As a life-long resident, Messner also feels passionate about the district he’s always called home.
"I am a conservative individual who deeply cares for this district which we call home. Whether it was coaching youth sports, serving on the East Cocalico Zoning Board or involvement with local service organizations, Cocalico was and is home."
Todd Stewart is seeking his first term on Cocalico School Board. He ran on both the republican and democrat ballot in May and is now the only democrat on the ballot for Tuesday. He also has a history with the district he calls home. He is a candidate that promises experience and a person who cares deeply about his community.
"My mother and my grandfather taught in the district, my wife and I both graduated from Cocalico," explained Stewart. "I have served as a coach (both wrestling and football), a Cub Scout leader; a leader in my church and as member of the board of LutherCare. I practice law in Harrisburg and believe that I have the kind of work experience that will be an asset as a school director.
"I have known many of the current school board members for a very long time, and believe I can work with them to achieve the excellence we need, continued Stewart. "Finally, and most importantly, I care about the schools and I care about our kids and their futures."
Stewart lives in Denver and works as an attorney in Harrisburg and has been practicing law for approximately 18 years. His goals are to ensure residents and students that they are promised a safe and educational environment at Cocalico.
"I want to make sure that our educational environment is safe and efficient; that our educational materials are relevant and functional, that our teachers are well trained and motivated. Most importantly, I want to see Cocalico at the top of the list of best achieving schools in Lancaster County."
Stewart would also like to see tax dollars used more efficiently.
"I am troubled by the fact that the Cocalico has some of the higher tax millage rates in the county and yet consistently is near the bottom of the list in terms of performance," Stewart said. "I think we need to work to hold all involved accountable for performance – that includes the school board, administration, faculty and students. I am not talking about more standardized tests, like no child left behind, which I believe has been a dismal failure, but rather, envision a future or better performance for our schools and then charting the course to get there.
"It seems pretty clear that most people don’t want to pay higher taxes," he continued. "I would then seek to focus our efforts on making sure our students are genuinely challenged to do the best work possible. We need to set achievable goals in this regard and then hold all accountable to achieve them."
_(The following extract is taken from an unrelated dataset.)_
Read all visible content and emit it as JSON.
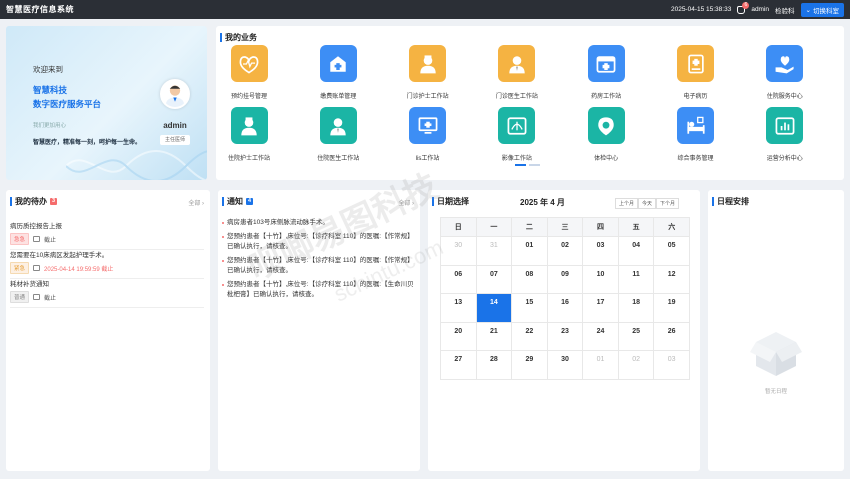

Christopher Flory is a first-time runner for Denver Borough Council. He and his wife both graduated from Cocalico. They have one daughter, who graduated from Cocalico and Millersville University.
Flory has lived in Denver all his life. He served three years in the military and is currently a highway worker for East Cocalico Township.
"This seemed like the right time to run," Flory said of his decision. "This was a good thing to try."
Flory’s main concerns are that decisions are simply made correctly with everyone’s best interest in mind.
"Money should be spent correctly and more wisely on some items," said Flory of his goals if he is elected. "A lot of people have negative feelings and will not get you moving forward with negativity," he added. "You have to work together."
Flory also commented on the recent police issues Cocalico faced and expressed his gratitude for the police and the decision to stay with East Cocalico Police Department.
"I think it is a great service for the community, not just for Denver," said Flory. "We need to see it through to the end and make it work."
This is Matt Stover’s first time running on Denver Council.
"It’s time to step up and do our part," said Stover of his generation becoming more involved in its community. Stover is only 27 years old and is committed to making change in his community for a positive future.
Stover graduated from Garden Spot High School and has lived in Denver for past three years. He is a municipal worker and wants to serve his community as a member of Borough Council because he feels it is his duty.
"A want to become more involved and do my part," he said. "They are passing the torch onto us and we should step up to the plate and do what’s right for the borough."
Stover would like to see the police issue carried through with East Cocalico Police regionalization. Stover supports local group, C4CP and in their concerns for a regional police force as well.
"Public safety is a big concern, and we do the best with what we have," Stover continued. "But we do not want to go outside of means."
Stover would like to see streets and parks and recreation improve. He also wants to make an impression on the younger residents and see more involvement in the community from them.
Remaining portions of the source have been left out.